Nowruz is a traditional festival of Spring; it starts on the day of the vernal equinox, and marks the beginning of Spring in the Northern Hemisphere. The name ‘Nowruz’ comes from the ancient Avestan language meaning ‘new day’ and the festival symbolises the rebirth of nature, new life and new beginnings.

When exactly is Nowruz celebrated?

The precise moment when the Earth's equator passes through the center of the Sun's disk, making the length of the day and the night exactly equal, is calculated every year and this dictates when the festival is celebrated. Usually, the equinox happens sometime between 19th March and 21st March. 

Where is Nowruz celebrated?

Although Nowruz has Persian and religious Zoroastrian origins, the festival has been celebrated by a diverse array of communities for thousands of years. Today, 300 million people celebrate the festival worldwide, including most in Afghanistan, to promote the values of peace and solidarity both within families, among friends and across communities.

Nowruz in Afghanistan

In Afghanistan, celebrations usually last around two weeks, culminating on the first day of the Afghan New Year, March 21st - this year will be the year 1397! Preparations for Nowruz traditionally start after Chaharshanbe Suri (the last Wednesday before the New Year) and the following day is Farmer’s Day, which is marked across the country with ceremonies and displays of agricultural products and livestock.
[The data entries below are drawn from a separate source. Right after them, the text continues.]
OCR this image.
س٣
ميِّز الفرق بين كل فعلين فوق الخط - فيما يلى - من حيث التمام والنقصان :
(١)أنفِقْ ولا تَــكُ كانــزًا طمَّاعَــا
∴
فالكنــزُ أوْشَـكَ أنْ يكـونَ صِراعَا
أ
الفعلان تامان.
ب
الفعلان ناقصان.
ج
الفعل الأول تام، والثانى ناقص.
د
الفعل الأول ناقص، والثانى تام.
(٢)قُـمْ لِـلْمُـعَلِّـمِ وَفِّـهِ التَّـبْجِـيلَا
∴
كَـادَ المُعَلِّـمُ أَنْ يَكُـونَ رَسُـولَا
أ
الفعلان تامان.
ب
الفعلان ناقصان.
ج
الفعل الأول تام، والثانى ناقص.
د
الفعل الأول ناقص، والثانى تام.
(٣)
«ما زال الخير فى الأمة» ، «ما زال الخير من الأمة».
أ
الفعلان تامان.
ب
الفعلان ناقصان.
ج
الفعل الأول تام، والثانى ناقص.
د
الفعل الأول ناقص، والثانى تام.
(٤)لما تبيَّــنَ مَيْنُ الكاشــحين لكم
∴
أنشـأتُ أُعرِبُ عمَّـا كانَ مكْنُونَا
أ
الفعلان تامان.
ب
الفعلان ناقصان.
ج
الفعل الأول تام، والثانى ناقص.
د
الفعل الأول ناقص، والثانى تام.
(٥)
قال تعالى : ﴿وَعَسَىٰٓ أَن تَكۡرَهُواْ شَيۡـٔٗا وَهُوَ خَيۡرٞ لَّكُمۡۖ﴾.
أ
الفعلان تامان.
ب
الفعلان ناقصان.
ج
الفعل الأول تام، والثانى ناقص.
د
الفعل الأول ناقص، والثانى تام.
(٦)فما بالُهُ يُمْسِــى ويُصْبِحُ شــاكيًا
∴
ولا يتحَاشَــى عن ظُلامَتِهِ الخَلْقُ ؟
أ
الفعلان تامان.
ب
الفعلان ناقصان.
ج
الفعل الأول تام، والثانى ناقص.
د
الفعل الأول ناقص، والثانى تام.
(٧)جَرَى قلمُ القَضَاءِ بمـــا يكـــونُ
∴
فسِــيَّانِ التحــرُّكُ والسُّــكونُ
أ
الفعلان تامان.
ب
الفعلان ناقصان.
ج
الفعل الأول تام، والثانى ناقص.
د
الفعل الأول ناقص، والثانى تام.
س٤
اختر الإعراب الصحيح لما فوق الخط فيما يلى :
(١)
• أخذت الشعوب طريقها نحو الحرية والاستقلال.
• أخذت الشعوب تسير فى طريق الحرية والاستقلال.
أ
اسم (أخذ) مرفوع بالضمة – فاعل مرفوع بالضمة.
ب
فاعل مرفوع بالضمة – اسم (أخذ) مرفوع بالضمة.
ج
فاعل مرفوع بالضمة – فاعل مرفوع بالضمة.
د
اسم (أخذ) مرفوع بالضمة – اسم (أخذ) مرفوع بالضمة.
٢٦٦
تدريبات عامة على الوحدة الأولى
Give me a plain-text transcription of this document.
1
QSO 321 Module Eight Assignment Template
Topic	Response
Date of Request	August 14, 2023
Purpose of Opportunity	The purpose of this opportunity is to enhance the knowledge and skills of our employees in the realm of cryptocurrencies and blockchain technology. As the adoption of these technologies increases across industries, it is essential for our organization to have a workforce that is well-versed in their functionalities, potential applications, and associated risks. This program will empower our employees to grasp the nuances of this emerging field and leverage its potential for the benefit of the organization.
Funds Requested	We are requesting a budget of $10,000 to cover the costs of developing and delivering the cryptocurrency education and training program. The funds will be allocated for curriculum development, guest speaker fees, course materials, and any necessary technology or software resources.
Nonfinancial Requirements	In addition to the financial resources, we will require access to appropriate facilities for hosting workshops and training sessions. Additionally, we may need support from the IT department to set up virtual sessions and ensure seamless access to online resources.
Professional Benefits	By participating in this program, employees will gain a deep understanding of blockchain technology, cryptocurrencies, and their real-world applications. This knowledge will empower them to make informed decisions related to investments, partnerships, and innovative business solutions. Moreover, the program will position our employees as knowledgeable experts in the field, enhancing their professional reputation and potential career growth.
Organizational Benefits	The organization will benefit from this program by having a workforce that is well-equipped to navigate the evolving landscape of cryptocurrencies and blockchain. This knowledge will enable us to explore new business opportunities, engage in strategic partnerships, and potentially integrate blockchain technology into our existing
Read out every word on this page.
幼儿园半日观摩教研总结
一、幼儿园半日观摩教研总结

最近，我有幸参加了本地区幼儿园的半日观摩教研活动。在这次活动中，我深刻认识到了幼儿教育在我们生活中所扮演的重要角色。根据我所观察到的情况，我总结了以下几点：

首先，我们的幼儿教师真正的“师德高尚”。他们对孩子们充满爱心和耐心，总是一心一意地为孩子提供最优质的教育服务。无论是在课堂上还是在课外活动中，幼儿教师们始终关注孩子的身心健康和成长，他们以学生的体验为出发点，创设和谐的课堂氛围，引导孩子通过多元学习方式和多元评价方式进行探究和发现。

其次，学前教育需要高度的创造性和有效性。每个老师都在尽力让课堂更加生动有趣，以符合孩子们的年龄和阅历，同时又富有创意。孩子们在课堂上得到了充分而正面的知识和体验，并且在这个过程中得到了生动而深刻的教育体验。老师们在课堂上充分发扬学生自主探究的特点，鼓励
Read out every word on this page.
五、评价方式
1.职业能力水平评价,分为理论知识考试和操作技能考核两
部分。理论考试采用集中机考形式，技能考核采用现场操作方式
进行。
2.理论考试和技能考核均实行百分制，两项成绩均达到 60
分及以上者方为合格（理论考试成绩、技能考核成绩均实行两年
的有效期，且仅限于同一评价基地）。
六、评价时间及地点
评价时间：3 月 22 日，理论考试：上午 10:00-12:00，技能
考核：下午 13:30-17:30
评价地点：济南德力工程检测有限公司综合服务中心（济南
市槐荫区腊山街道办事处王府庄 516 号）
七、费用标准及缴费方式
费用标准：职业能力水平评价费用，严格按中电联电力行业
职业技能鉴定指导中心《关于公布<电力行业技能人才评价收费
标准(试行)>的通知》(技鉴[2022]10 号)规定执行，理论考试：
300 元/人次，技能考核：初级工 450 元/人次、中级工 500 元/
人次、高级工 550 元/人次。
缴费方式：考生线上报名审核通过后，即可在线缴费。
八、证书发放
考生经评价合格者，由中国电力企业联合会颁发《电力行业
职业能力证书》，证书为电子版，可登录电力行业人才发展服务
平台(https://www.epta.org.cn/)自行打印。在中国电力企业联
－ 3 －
A large, multi-day exhibition is held in Badam Bagh, Kabul each year, at which new ideas and practices, as well as products, are traded between farmers.

People are happy during Nowruz. They buy new clothes for their children. They host parties for their friends and family and they cook a traditional food named “Samanak” on Nowruz days. The girls and women sing songs during the cooking of Samanak. It is a happy time!

From everyone here at Afghanaid, we wish all those celebrating a very happy and peaceful Nowruz!